Recent Advances in Statistical Computation and Machine Learning

Friday, Aug. 25, 2023


Session: Recent Advances in Statistical Computation and Machine Learning
Time: 1:30 p.m. — 3:00 p.m.
Location: 华东师范大学普陀校区 文史楼201
Session Chair: Fang Fang, East China Normal University

Customizing Personal Large-Scale Language Model
Jialiang Li
National University of Singapore
Title: A Network Approach to Compute Hypervolume under ROC Manifold for Multi-Class Biomarkers
Abstract: Computation of hypervolume under ROC manifold (HUM) is necessary to evaluate biomarkers for their capability to discriminate among multiple disease types or diagnostic groups. However, the original definition of HUM involves multiple integration and thus a medical investigation for multi-class ROC analysis could suffer from huge computational cost when the formula is implemented naively.
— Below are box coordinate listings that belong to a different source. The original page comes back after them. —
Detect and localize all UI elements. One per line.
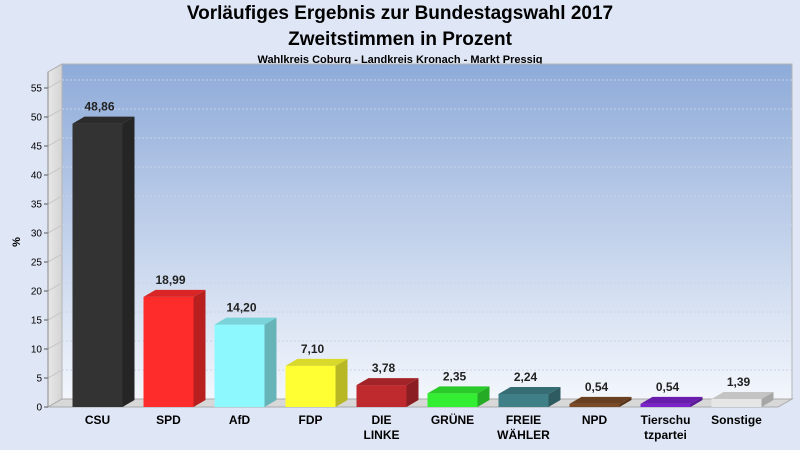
bar-spd: [143, 289, 206, 407]
x-tick-label: Sonstige: [711, 413, 762, 427]
chart-title-line2: Zweitstimmen in Prozent: [288, 29, 512, 50]
chart-title: Vorläufiges Ergebnis zur Bundestagswahl …: [186, 3, 614, 24]
bar-front: [72, 123, 123, 407]
bar-front: [569, 403, 620, 407]
gridline: [47, 311, 63, 321]
x-tick-label: FREIE: [506, 413, 541, 427]
y-tick-label: 30: [31, 229, 43, 240]
x-tick-label: SPD: [156, 413, 181, 427]
bar-side: [690, 396, 703, 407]
gridline: [47, 137, 63, 147]
value-label: 14,20: [226, 301, 256, 315]
bar-side: [264, 317, 277, 407]
bar-front: [640, 403, 691, 407]
bar-csu: [72, 116, 135, 407]
y-tick-label: 50: [31, 113, 43, 124]
x-tick-label: tzpartei: [644, 428, 687, 442]
x-tick-label: GRÜNE: [431, 412, 474, 427]
value-label: 7,10: [301, 342, 325, 356]
y-tick-label: 0: [36, 403, 42, 414]
value-label: 48,86: [84, 100, 114, 114]
value-label: 0,54: [585, 380, 609, 394]
x-tick-label: Tierschu: [641, 413, 691, 427]
bar-tierschu-tzpartei: [640, 396, 703, 407]
bar-front: [498, 394, 549, 407]
y-axis: 0 5 10 15 20 25 30 35 40 45 50 55%: [11, 72, 49, 414]
y-tick-label: 35: [31, 200, 43, 211]
value-labels: 48,86 18,99 14,20 7,10 3,78 2,35 2,24 0,54 0,54 1…: [84, 100, 750, 394]
gridline: [47, 253, 63, 263]
bar-top: [356, 378, 419, 386]
bar-front: [711, 398, 762, 407]
bar-fdp: [285, 358, 348, 407]
gridline: [47, 79, 63, 89]
x-tick-label: CSU: [85, 413, 110, 427]
bar-top: [640, 396, 703, 404]
value-label: 1,39: [727, 375, 751, 389]
gridline: [47, 340, 63, 350]
bar-front: [285, 365, 336, 407]
chart-subtitle: Wahlkreis Coburg - Landkreis Kronach - M…: [257, 54, 543, 66]
value-label: 0,54: [656, 380, 680, 394]
y-tick-label: 25: [31, 258, 43, 269]
y-tick-label: 20: [31, 287, 43, 298]
gridlines: [47, 79, 792, 379]
bar-top: [214, 317, 277, 325]
bar-side: [548, 387, 561, 407]
bar-side: [193, 289, 206, 407]
bar-side: [477, 386, 490, 407]
x-tick-label: WÄHLER: [497, 427, 550, 442]
gridline: [47, 369, 63, 379]
bar-top: [143, 289, 206, 297]
bar-side: [122, 116, 135, 407]
value-label: 3,78: [372, 361, 396, 375]
x-tick-label: AfD: [229, 413, 251, 427]
bar-front: [356, 385, 407, 407]
x-tick-label: DIE: [371, 413, 391, 427]
value-label: 2,24: [514, 370, 538, 384]
bar-sonstige: [711, 391, 774, 407]
y-tick-label: 5: [36, 374, 42, 385]
y-tick-label: 45: [31, 142, 43, 153]
x-tick-label: FDP: [299, 413, 323, 427]
gridline: [47, 108, 63, 118]
bar-grüne: [427, 386, 490, 407]
bar-front: [427, 393, 478, 407]
y-tick-label: 55: [31, 84, 43, 95]
bar-front: [143, 296, 194, 407]
bar-top: [72, 116, 135, 124]
gridline: [47, 282, 63, 292]
x-tick-label: NPD: [582, 413, 608, 427]
bar-die-linke: [356, 378, 419, 407]
y-tick-label: 10: [31, 345, 43, 356]
y-axis-title: %: [11, 237, 23, 247]
y-tick-label: 15: [31, 316, 43, 327]
bar-top: [569, 396, 632, 404]
bar-front: [214, 324, 265, 407]
bar-side: [619, 396, 632, 407]
value-label: 18,99: [155, 273, 185, 287]
bar-top: [711, 391, 774, 399]
x-tick-label: LINKE: [364, 428, 400, 442]
bars: [72, 116, 774, 407]
bar-side: [406, 378, 419, 407]
bar-afd: [214, 317, 277, 407]
gridline: [47, 166, 63, 176]
gridline: [47, 195, 63, 205]
bar-top: [285, 358, 348, 366]
bar-side: [335, 358, 348, 407]
gridline: [47, 224, 63, 234]
value-label: 2,35: [443, 369, 467, 383]
bar-npd: [569, 396, 632, 407]
bar-freie-wähler: [498, 387, 561, 407]
y-tick-label: 40: [31, 171, 43, 182]
bar-top: [427, 386, 490, 394]
bar-side: [761, 391, 774, 407]
bar-top: [498, 387, 561, 395]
We introduce a novel graph-based approach to compute HUM efficiently in this paper. The computational method avoids the time-consuming multiple summation when sample size or the number of categories is large. We conduct extensive simulation studies to demonstrate the improvement of our method over existing R packages. We apply our method to two real biomedical data sets to illustrate its application.
Xuening Zhu
Fudan University
Title: Distributed Estimation and Inference for Spatial Autoregression Model with Large Scale Networks
Abstract: The rapid growth of online network platforms generates large-scale network data and it poses great challenges for statistical analysis using the spatial autoregression (SAR) model. In this work, we develop a novel distributed estimation and statistical inference framework for the SAR model on a distributed system. We first propose a distributed network least squares approximation (DNLSA) method. This enables us to obtain a one-step estimator by taking a weighted average of local estimators on each worker. Afterwards, a refined two-step estimation is designed to further reduce the estimation bias. For statistical inference, we utilize a random projection method to reduce the expensive communication cost. Theoretically, we show the consistency and asymptotic normality of both the one-step and two-step estimators. In addition, we provide theoretical guarantee of the distributed statistical inference procedure. The theoretical findings and computational advantages are validated by several numerical simulations implemented on the Spark system. Lastly, an experiment on the Yelp dataset further illustrates the usefulness of the proposed methodology.
Xiaozhou Wang
East China Normal University
Title: Some Recent Progress in Quantile Regression Analysis
Abstract: In this talk, we will introduce some research results on quantile regression and composite quantile regression models. The algorithms and theoretical properties are presented. Numerical studies are conducted to demonstrate the performance of the proposed methodologies.
Fang Fang
East China Normal University
Title: Kolmogorov-Smirnov Learning
Abstract: Kolmogorov-Smirnov (KS) statistic has been widely used in many areas to evaluate the performance of binary classification. However, almost no classification algorithm tries to optimize it directly at the training stage due to the computational and theoretical challenges brought by the special form of KS. In this talk, we will introduce our work about Kolmogorov-Smirnov learning which uses KS as the target function. Several methods will be discussed and their theoretical and empirical results will be presented.